There were no news cameras to witness someone pacing back and forth in an upstairs window.
Perhaps, perhaps not. It doesn't seem like there is any surviving video/photographic evidence (if, I happily concede, there ever was any).
But the police statements and reports themselves suggest that such a thing (or a variant of it) was the exact reason why it took so long for them to enter the house. It's entirely possible, of course, that this scenario was being reported verbally, in radio news, or even as part of television news (but without visual footage), which matches the excerpt from Michelle's comments you have posted.

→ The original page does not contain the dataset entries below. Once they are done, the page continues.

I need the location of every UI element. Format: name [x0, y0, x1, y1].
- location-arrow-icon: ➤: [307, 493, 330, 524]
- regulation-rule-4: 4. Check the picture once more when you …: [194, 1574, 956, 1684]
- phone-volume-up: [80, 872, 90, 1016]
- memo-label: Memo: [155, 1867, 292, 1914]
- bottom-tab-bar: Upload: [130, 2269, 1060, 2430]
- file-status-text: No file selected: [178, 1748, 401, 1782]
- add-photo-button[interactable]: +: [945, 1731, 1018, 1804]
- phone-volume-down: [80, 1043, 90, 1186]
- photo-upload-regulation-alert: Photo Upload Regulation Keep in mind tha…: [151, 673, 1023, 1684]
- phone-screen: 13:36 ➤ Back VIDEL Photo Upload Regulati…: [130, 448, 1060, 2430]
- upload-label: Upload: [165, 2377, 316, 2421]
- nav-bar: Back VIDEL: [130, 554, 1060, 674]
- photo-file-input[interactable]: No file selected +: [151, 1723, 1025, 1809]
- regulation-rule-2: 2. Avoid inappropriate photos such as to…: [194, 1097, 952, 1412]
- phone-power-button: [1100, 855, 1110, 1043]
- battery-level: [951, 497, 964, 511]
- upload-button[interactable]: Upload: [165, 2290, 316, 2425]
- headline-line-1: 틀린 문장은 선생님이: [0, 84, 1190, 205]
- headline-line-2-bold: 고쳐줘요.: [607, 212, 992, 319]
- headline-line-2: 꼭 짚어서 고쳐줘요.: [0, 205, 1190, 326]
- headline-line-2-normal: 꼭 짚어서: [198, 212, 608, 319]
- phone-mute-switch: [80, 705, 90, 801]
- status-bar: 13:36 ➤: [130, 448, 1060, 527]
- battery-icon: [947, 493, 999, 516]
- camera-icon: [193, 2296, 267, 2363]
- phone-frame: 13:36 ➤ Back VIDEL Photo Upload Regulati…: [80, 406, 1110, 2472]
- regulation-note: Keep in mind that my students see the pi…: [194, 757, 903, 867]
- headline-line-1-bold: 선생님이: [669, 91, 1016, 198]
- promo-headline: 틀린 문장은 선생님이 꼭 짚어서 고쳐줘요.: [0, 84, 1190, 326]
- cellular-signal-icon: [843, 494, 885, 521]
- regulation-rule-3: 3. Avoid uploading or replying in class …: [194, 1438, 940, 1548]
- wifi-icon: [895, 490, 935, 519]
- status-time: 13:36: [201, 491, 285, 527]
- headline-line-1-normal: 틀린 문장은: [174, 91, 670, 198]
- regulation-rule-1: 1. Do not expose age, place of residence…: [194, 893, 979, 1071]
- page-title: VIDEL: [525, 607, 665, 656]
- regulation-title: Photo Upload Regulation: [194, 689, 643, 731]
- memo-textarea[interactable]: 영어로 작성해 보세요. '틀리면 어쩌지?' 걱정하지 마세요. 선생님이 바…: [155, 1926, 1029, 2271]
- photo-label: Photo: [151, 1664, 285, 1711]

Firstly, she says " began to
listen in more closely - it is during this
listening that she reports hearing the information about the police being outside with Jeremy, someone pacing around inside with a gun, and police officers trying to speak to someone inside the farmhouse.
All of that, to my knowledge, appears in the various statements. She then says, "I watched for an hour or so...."
So that would match the time of Breakfast TV coming on at 6.30 - by the time she had to go to bed, "there was no resolution" - if Michelle stopped watching at around 7.30 and went to bed, there would have been "no resolution" by then.
Back in 1985, my alarm for getting up in the morning was the radio. We had to wait for breakfast TV to
see breaking stories we may have heard some hours earlier on the radio (I got up at 5am in those days.)
While Michelle's account may seem "false" by today's standards of 24 hour, worldwide, instantly accessible news, her account is entirely in line with 30+ years ago news coverage.